多媒体建议中具有相互抵触的多种模式拆散作用的中层结构采矿 (Latent Structures Mining with Contrastive Modality Fusion for Multimedia Recommendation)

Recent years have witnessed growing interests in multimedia recommendation, which aims to predict whether a user will interact with an item with multimodal contents. Previous studies focus on modeling user-item interactions with multimodal features included as side information. However, this scheme is not well-designed for multimedia recommendation. Firstly, only collaborative item-item relationships are implicitly modeled through high-order item-user-item co-occurrences. We argue that the latent semantic item-item structures underlying these multimodal contents could be beneficial for learning better item representations and assist the recommender models to comprehensively discover candidate items. Secondly, previous studies disregard the fine-grained multimodal fusion. Although having access to multiple modalities might allow us to capture rich information, we argue that the simple coarse-grained fusion by linear combination or concatenation in previous work is insufficient to fully understand content information and item relationships.To this end, we propose a latent structure MIning with ContRastive mOdality fusion method (MICRO for brevity). To be specific, we devise a novel modality-aware structure learning module, which learns item-item relationships for each modality. Based on the learned modality-aware latent item relationships, we perform graph convolutions that explicitly inject item affinities to modality-aware item representations. Then, we design a novel contrastive method to fuse multimodal features.

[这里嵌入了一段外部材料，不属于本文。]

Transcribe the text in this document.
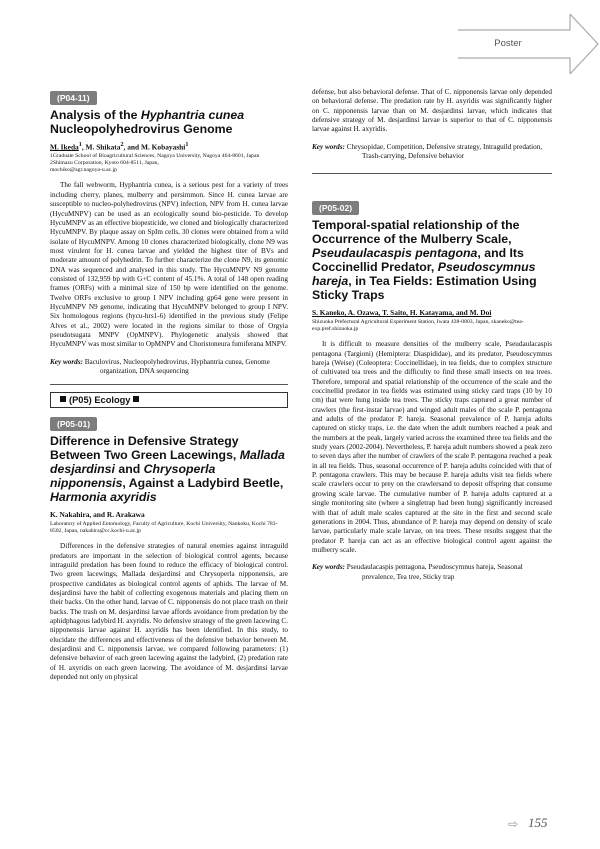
Poster
(P04-11)
Analysis of the Hyphantria cunea Nucleopolyhedrovirus Genome

M. Ikeda$^1$, M. Shikata$^2$, and M. Kobayashi$^1$

1Graduate School of Bioagricultural Sciences, Nagoya University, Nagoya 464-8601, Japan
2Shimazu Corporation, Kyoto 604-8511, Japan,
mochiko@agr.nagoya-u.ac.jp

The fall webworm, Hyphantria cunea, is a serious pest for a variety of trees including cherry, planes, mulberry and persimmon. Since H. cunea larvae are susceptible to nucleo-polyhedrovirus (NPV) infection, NPV from H. cunea larvae (HycuMNPV) can be used as an ecologically sound bio-pesticide. To develop HycuMNPV as an effective biopesticide, we cloned and biologically characterized HycuMNPV. By plaque assay on SpIm cells, 30 clones were obtained from a wild isolate of HycuMNPV. Among 10 clones characterized biologically, clone N9 was most virulent for H. cunea larvae and yielded the highest titer of BVs and moderate amount of polyhedrin. To further characterize the clone N9, its genomic DNA was sequenced and analysed in this study. The HycuMNPV N9 genome consisted of 132,959 bp with G+C content of 45.1%. A total of 148 open reading frames (ORFs) with a minimal size of 150 bp were identified on the genome. Twelve ORFs exclusive to group I NPV including gp64 gene were present in HycuMNPV N9 genome, indicating that HycuMNPV belonged to group I NPV. Six homologous regions (hycu-hrs1-6) identified in the previous study (Felipe Alves et al., 2002) were located in the regions similar to those of Orgyia pseudotsugata MNPV (OpMNPV). Phylogenetic analysis showed that HycuMNPV was most similar to OpMNPV and Choristoneura fumiferana MNPV.

Key words: Baculovirus, Nucleopolyhedrovirus, Hyphantria cunea, Genome organization, DNA sequencing

(P05) Ecology
(P05-01)
Difference in Defensive Strategy Between Two Green Lacewings, Mallada desjardinsi and Chrysoperla nipponensis, Against a Ladybird Beetle, Harmonia axyridis

K. Nakahira, and R. Arakawa

Laboratory of Applied Entomology, Faculty of Agriculture, Kochi University, Nankoku, Kochi 783-8502, Japan, nakahira@cc.kochi-u.ac.jp

Differences in the defensive strategies of natural enemies against intraguild predators are important in the selection of biological control agents, because intraguild predation has been found to reduce the efficacy of biological control. Two green lacewings, Mallada desjardinsi and Chrysoperla nipponensis, are prospective candidates as biological control agents of aphids. The larvae of M. desjardinsi have the habit of collecting exogenous materials and placing them on their backs. On the other hand, larvae of C. nipponensis do not place trash on their backs. The trash on M. desjardinsi larvae affords avoidance from predation by the aphidphagous ladybird H. axyridis. No defensive strategy of the green lacewing C. nipponensis larvae against H. axyridis has been identified. In this study, to elucidate the differences and effectiveness of the defensive behavior between M. desjardinsi and C. nipponensis larvae, we compared following parameters: (1) defensive behavior of each green lacewing against the ladybird, (2) predation rate of H. axyridis on each green lacewing. The avoidance of M. desjardinsi larvae depended not only on physical

defense, but also behavioral defense. That of C. nipponensis larvae only depended on behavioral defense. The predation rate by H. axyridis was significantly higher on C. nipponensis larvae than on M. desjardinsi larvae, which indicates that defensive strategy of M. desjardinsi larvae is superior to that of C. nipponensis larvae against H. axyridis.

Key words: Chrysopidae, Competition, Defensive strategy, Intraguild predation, Trash-carrying, Defensive behavior

(P05-02)
Temporal-spatial relationship of the Occurrence of the Mulberry Scale, Pseudaulacaspis pentagona, and Its Coccinellid Predator, Pseudoscymnus hareja, in Tea Fields: Estimation Using Sticky Traps

S. Kaneko, A. Ozawa, T. Saito, H. Katayama, and M. Doi

Shizuoka Prefectural Agricultural Experiment Station, Iwata 438-0803, Japan, skaneko@tea-exp.pref.shizuoka.jp

It is difficult to measure densities of the mulberry scale, Pseudaulacaspis pentagona (Targioni) (Hemiptera: Diaspididae), and its predator, Pseudoscymnus hareja (Weise) (Coleoptera: Coccinellidae), in tea fields, due to complex structure of cultivated tea trees and the difficulty to find these small insects on tea trees. Therefore, temporal and spatial relationship of the occurrence of the scale and the coccinellid predator in tea fields was estimated using sticky card traps (10 by 10 cm) that were hung inside tea trees. The sticky traps captured a great number of crawlers (the first-instar larvae) and winged adult males of the scale P. pentagona and adults of the predator P. hareja. Seasonal prevalence of P. hareja adults captured on sticky traps, i.e. the date when the adult numbers reached a peak and the numbers at the peak, largely varied across the examined three tea fields and the study years (2002-2004). Nevertheless, P. hareja adult numbers showed a peak zero to seven days after the number of crawlers of the scale P. pentagona reached a peak in all tea fields. Thus, seasonal occurrence of P. hareja adults coincided with that of P. pentagona crawlers. This may be because P. hareja adults visit tea fields where scale crawlers occur to prey on the crawlersand to deposit offspring that consume growing scale larvae. The cumulative number of P. hareja adults captured at a single monitoring site (where a singletrap had been hung) significantly increased with that of adult male scales captured at the site in the first and second scale generations in 2004. Thus, abundance of P. hareja may depend on density of scale larvae, particularly male scale larvae, on tea trees. These results suggest that the predator P. hareja can act as an effective biological control agent against the mulberry scale.

Key words: Pseudaulacaspis pentagona, Pseudoscymnus hareja, Seasonal prevalence, Tea tree, Sticky trap

⇨ 155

These enriched item representations can be plugged into existing collaborative filtering methods to make more accurate recommendations. Extensive experiments on real-world datasets demonstrate the superiority of our method over state-of-the-art baselines.

翻译：近年来,人们对多媒体建议的兴趣日益浓厚,因为多媒体建议的目的是预测用户是否会与含有多式联运内容的项目发生互动。先前的研究侧重于模拟用户-项目互动,而将多式联运特性作为附带信息。然而,这一办法的设计并不适合多媒体建议。首先,只有合作项目-项目关系通过高阶项目-用户-用户-项目共发生事件而暗含模式。我们争辩说,这些多式联运内容背后的潜在语义性项目项结构有助于学习更好的项目表达方式,并帮助推荐人模型全面发现候选项目。第二,以往的研究忽视了细微的多式联运组合。尽管获得多种模式的精确组合,可能使我们能够获取丰富的信息。但我们认为,通过线性组合或以前工作中的混凝在一起的简单粗粗的混杂项目关系不足以充分理解内容信息和项目关系。为此,我们建议采用“多动性聚合组合”组合方法(MICRO for reviventionality)来调节这些内容。具体地说,我们设计了一个新模式结构结构学习模块-结构模块,在每一个模式中学习真实的项目-项目关系。我们所学的模型将一个更深层次的模型到一个我们所学的模型。